What publications do you support, and are they available to your members?

One of the principal ways in which ASM disseminates information is through an active, prolific publications programme. The Society began publishing the Journal of Bacteriology in 1916 as a joint venture with the Williams & Wilkins Company and now publishes 11 peer-reviewed journals as well as the monthly periodical Microbe. Sent to all members, Microbe contains information on a broad range of scientific and policy issues of interest to the worldwide community of microbiologists, as well as news about ASM activities. All the Society’s journal publications are available online.

In the 1920s, the Society published a loose-leaf Manual of Methods for the Pure Culture of Bacteria, followed by the first edition of Bergey’s Manual of Determinative Bacteriology, and established a monograph series. The current ASM Press (formerly the Books Division) now has more than 240 titles on its backlist and expects to publish over 15 books in 2012.

Plans are underway to further move the Society’s revenue-generating book and journal programmes in an increasingly digital direction. ASM will refocus its publishing portfolio on its original and core mission for its scholarly publishing enterprise: the authoritative publishing of ASM’s journals and books. This strategic move will allow the Society to allocate its resources more effectively – to publish the very best research in life sciences, deliver greater value to ASM stakeholders, and serve the life sciences community worldwide.

The journals programme is on track to fully transition to a digital-only publication model within the next few years, eg, online subscriptions with article-level pay-per-view, mobile apps, and a print-on-demand option. The ASM Press Advisory Committee has released its strategic plan for the future of the Press, which will emphasise digital offerings.

Finally, what are the main challenges that face education in the microbiological sciences?

Many challenges are faced by microbiology educators. First, there continues to be an explosive growth in new knowledge. Microbiology educators must be kept abreast of new concepts as well as sophisticated new research techniques.

Second, there is a move to a more unified and streamlined curriculum in graduate programmes across the U.S. This trend necessarily is forcing educators to reduce the material that they cover in individual microbiology courses such as general microbiology, virology, pathogenic microbiology, microbial genetics, microbial physiology, immunology, mycology, and parasitology.
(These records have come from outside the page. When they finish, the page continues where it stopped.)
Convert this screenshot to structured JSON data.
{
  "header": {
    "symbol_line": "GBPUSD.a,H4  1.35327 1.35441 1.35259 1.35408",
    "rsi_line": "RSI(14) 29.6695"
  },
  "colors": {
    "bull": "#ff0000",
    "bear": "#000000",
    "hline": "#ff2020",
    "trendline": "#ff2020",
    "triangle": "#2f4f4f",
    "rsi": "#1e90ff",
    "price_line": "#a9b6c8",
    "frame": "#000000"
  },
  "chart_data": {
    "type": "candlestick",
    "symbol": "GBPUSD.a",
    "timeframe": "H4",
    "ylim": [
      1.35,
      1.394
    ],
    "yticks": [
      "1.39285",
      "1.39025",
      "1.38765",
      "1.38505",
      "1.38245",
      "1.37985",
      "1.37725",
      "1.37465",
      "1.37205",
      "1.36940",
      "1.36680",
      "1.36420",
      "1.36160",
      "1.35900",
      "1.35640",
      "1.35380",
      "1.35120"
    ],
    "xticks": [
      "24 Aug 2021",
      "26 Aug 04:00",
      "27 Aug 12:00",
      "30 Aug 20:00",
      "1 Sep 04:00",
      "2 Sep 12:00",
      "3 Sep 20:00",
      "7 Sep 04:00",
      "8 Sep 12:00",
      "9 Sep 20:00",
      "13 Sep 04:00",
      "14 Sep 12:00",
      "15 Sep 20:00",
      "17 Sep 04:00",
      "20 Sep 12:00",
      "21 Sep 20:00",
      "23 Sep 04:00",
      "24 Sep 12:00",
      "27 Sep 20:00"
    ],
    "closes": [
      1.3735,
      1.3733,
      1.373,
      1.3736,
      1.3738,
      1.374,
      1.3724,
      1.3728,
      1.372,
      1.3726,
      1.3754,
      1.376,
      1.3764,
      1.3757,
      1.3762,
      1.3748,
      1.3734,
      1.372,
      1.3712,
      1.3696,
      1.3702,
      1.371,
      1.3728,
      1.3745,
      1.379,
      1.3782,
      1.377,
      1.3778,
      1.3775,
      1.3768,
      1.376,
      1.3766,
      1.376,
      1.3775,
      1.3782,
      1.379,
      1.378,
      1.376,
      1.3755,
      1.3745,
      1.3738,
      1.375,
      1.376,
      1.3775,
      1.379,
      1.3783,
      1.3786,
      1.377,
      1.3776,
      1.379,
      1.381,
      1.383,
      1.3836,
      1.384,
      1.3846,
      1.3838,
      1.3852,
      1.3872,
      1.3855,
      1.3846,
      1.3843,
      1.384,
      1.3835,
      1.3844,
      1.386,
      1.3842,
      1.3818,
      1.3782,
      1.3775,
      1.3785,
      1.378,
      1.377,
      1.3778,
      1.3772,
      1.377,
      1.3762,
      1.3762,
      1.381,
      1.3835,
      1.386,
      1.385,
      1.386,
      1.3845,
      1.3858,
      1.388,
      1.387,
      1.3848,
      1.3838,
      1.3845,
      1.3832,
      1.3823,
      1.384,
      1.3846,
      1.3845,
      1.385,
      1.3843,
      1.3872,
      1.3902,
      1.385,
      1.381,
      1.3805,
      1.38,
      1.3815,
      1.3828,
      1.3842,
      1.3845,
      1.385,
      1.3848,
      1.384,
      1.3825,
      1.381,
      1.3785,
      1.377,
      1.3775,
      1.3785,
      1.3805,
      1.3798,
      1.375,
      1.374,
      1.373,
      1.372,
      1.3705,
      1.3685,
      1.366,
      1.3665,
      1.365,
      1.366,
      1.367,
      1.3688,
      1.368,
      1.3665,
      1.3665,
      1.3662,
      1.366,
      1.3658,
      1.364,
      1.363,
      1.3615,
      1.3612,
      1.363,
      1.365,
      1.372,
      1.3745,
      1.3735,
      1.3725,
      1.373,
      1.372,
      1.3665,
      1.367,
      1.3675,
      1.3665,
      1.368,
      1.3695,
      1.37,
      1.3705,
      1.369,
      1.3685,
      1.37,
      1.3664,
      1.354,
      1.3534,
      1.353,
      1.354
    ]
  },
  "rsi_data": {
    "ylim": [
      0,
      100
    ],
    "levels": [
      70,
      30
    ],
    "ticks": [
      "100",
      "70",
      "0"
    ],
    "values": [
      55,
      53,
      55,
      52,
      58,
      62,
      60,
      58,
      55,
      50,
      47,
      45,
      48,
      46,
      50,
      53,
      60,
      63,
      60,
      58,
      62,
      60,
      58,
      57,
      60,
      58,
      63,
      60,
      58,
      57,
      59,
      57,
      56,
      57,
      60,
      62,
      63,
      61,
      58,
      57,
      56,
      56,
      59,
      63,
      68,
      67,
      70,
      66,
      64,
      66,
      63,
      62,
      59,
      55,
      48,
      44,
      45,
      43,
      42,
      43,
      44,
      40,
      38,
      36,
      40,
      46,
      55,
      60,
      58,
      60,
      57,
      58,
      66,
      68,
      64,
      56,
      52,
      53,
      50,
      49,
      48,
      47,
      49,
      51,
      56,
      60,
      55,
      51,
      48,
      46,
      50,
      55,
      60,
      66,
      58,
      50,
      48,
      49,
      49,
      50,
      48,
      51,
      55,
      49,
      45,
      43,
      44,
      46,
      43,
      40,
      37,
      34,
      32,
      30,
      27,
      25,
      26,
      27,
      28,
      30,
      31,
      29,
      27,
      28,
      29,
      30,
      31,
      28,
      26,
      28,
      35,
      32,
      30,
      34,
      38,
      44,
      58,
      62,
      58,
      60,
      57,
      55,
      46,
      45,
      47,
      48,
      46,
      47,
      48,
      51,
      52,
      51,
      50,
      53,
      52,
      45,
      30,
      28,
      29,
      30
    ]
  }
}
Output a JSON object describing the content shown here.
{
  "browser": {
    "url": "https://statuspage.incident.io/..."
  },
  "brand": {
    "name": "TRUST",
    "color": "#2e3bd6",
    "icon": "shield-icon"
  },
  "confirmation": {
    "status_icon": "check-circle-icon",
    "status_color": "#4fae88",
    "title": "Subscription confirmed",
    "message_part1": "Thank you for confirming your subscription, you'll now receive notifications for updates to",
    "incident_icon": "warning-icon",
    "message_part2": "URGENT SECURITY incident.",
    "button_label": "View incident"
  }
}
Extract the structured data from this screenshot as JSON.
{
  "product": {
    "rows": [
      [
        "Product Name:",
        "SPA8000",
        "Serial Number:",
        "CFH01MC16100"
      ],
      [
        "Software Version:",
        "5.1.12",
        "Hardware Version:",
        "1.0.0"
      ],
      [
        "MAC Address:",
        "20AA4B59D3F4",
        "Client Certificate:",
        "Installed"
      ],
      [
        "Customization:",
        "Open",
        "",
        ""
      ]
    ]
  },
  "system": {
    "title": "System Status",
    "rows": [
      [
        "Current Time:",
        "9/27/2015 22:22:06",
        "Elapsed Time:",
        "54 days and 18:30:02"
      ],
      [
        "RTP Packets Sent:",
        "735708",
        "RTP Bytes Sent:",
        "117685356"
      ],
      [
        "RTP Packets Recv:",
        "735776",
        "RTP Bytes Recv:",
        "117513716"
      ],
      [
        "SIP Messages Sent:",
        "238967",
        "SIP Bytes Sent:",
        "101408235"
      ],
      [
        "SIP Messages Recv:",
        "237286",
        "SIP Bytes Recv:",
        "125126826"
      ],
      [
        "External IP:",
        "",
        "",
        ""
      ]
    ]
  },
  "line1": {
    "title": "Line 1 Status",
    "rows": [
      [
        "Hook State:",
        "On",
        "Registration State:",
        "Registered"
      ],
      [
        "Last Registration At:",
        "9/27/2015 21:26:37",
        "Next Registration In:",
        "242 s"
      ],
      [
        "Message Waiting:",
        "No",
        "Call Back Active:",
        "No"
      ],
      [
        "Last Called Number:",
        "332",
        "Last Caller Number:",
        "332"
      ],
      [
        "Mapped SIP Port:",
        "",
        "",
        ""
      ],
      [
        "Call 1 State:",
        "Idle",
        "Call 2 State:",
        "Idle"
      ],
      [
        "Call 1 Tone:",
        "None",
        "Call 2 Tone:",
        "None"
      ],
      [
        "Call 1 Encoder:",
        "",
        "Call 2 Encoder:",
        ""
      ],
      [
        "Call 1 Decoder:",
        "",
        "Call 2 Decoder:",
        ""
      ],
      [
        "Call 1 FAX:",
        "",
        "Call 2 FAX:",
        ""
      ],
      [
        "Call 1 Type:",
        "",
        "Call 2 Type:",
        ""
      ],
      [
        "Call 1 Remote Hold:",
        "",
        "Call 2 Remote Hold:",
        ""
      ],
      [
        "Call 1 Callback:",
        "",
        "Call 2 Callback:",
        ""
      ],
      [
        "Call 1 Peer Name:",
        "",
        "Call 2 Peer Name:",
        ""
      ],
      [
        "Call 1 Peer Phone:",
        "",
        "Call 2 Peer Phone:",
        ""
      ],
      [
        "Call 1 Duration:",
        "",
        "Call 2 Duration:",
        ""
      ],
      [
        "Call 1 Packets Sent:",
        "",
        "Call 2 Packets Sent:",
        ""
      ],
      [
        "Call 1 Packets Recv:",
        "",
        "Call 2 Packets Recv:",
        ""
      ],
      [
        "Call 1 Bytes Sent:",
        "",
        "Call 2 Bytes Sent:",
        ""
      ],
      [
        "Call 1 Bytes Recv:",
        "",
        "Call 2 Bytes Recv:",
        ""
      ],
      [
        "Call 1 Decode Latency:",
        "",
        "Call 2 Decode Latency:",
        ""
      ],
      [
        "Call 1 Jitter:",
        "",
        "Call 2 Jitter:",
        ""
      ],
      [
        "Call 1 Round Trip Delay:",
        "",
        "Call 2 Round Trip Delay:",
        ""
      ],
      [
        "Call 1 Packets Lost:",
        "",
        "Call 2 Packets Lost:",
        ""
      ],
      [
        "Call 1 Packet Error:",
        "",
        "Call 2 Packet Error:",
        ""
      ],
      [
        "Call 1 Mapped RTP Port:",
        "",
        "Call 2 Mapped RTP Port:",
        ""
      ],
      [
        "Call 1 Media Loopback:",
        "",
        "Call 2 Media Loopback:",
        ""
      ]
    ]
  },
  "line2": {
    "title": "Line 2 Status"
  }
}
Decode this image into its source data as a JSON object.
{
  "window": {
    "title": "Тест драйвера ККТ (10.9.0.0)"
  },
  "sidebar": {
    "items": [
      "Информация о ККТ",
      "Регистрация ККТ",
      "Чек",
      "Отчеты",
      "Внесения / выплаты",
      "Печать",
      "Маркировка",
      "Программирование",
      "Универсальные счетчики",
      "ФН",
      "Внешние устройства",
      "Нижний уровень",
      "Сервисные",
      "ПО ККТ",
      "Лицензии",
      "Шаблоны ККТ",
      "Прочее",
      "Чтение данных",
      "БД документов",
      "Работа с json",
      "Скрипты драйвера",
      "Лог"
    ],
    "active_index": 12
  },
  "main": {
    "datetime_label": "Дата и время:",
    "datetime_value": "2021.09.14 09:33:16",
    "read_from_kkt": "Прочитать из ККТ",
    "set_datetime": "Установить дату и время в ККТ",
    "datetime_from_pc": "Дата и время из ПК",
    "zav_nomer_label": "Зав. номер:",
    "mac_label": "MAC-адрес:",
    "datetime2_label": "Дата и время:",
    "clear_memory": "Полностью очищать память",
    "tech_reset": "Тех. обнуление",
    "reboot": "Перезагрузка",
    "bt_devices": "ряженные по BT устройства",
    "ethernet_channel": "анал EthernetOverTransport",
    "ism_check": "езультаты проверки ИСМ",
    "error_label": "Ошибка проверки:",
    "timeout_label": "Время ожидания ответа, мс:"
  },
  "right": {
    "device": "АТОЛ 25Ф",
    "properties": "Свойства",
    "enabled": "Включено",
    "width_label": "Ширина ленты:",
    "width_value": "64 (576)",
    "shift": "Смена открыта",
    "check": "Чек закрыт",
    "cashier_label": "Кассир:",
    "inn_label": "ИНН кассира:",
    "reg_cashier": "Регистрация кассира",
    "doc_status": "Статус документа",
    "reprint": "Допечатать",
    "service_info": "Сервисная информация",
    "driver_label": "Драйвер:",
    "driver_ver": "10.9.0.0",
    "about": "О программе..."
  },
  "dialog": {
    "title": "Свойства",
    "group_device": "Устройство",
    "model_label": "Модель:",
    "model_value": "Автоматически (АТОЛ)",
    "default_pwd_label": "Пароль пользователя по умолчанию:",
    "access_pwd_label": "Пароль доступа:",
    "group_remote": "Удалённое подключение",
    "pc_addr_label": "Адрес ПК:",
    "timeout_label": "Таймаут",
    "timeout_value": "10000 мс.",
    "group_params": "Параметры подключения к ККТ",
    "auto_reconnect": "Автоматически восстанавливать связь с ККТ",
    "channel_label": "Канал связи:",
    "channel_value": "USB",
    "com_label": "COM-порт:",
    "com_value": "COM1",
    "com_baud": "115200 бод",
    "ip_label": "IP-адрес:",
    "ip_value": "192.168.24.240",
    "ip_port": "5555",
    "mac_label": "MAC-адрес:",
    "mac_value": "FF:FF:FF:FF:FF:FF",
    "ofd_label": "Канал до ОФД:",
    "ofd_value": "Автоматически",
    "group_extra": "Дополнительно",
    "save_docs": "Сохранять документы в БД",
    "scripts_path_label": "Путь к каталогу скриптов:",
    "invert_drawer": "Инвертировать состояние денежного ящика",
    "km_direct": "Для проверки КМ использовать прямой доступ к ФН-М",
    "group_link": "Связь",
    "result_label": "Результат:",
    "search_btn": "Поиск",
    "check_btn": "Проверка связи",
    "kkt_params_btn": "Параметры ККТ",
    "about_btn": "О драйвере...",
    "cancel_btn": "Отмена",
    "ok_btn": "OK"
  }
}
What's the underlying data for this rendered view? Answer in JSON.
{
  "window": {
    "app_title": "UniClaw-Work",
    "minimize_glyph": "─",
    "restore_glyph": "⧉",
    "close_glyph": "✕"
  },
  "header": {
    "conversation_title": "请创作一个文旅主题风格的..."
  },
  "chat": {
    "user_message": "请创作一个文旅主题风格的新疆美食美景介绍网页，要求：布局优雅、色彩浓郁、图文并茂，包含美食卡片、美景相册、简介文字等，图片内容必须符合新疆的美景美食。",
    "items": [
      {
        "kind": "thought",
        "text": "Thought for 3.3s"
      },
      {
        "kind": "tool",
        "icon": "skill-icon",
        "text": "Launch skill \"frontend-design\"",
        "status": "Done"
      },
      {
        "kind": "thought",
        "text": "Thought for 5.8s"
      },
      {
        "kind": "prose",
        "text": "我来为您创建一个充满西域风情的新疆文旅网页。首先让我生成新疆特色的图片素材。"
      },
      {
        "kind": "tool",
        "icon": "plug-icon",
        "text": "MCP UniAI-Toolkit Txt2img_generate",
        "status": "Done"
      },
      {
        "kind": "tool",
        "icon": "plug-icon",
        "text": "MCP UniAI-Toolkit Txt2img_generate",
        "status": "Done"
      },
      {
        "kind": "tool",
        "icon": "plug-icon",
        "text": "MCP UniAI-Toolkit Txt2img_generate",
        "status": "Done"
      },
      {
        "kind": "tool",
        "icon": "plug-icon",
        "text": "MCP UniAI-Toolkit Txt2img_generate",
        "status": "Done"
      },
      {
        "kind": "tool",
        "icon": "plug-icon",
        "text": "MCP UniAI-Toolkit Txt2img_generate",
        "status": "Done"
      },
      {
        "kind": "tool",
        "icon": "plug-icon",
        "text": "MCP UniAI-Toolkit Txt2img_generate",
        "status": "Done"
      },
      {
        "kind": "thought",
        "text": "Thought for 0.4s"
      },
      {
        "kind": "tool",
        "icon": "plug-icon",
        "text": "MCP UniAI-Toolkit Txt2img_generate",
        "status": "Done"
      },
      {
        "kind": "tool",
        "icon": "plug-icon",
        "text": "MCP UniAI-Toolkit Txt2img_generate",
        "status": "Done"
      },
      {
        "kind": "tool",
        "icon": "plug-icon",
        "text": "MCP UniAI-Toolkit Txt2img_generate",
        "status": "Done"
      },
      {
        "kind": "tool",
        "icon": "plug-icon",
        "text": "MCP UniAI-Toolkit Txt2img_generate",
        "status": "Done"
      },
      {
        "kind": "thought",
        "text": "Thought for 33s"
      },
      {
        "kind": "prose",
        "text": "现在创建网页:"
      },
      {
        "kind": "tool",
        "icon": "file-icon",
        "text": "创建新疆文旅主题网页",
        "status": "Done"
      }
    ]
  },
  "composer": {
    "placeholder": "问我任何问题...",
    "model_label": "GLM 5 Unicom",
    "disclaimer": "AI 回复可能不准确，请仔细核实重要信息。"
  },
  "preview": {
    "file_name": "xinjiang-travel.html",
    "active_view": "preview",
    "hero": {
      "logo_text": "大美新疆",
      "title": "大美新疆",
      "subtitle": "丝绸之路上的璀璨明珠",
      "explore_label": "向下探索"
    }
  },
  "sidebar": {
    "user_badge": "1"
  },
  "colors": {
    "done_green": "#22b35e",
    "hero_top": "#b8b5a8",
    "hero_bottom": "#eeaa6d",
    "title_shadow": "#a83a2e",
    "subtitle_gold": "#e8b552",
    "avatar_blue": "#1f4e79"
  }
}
Third, there is a move to a more problem-based learning curriculum in medical schools. Because this trend places more emphasis on student-directed learning, it will inevitably reduce the amount of time devoted to presenting information about microorganisms. An important challenge for microbiology educators will be to ensure that the problem-based learning curriculum does not ignore medically relevant details of microbes.

There will be many new issues in education and research over the next few years. Identifying and promoting core values in graduate education, working with public policy leaders to maintain microbiology as a funded discipline, and keeping microbiology competitive in academic settings will continue to be important, as will faculty development in grantsmanship, ethics, networking, and teaching. Increasing the overall quality of training and professional prospects of future microbiologists pursuing careers in academics will benefit everyone. With U.S. demographics rapidly changing, it is vital to bring more individuals from under-represented minorities into research fields such as microbiology. An increasing number of underrepresented minorities and women are also needed in this work force to help meet the challenges of the future. Therefore, we must encourage entry of such individuals at an earlier stage in the pipeline.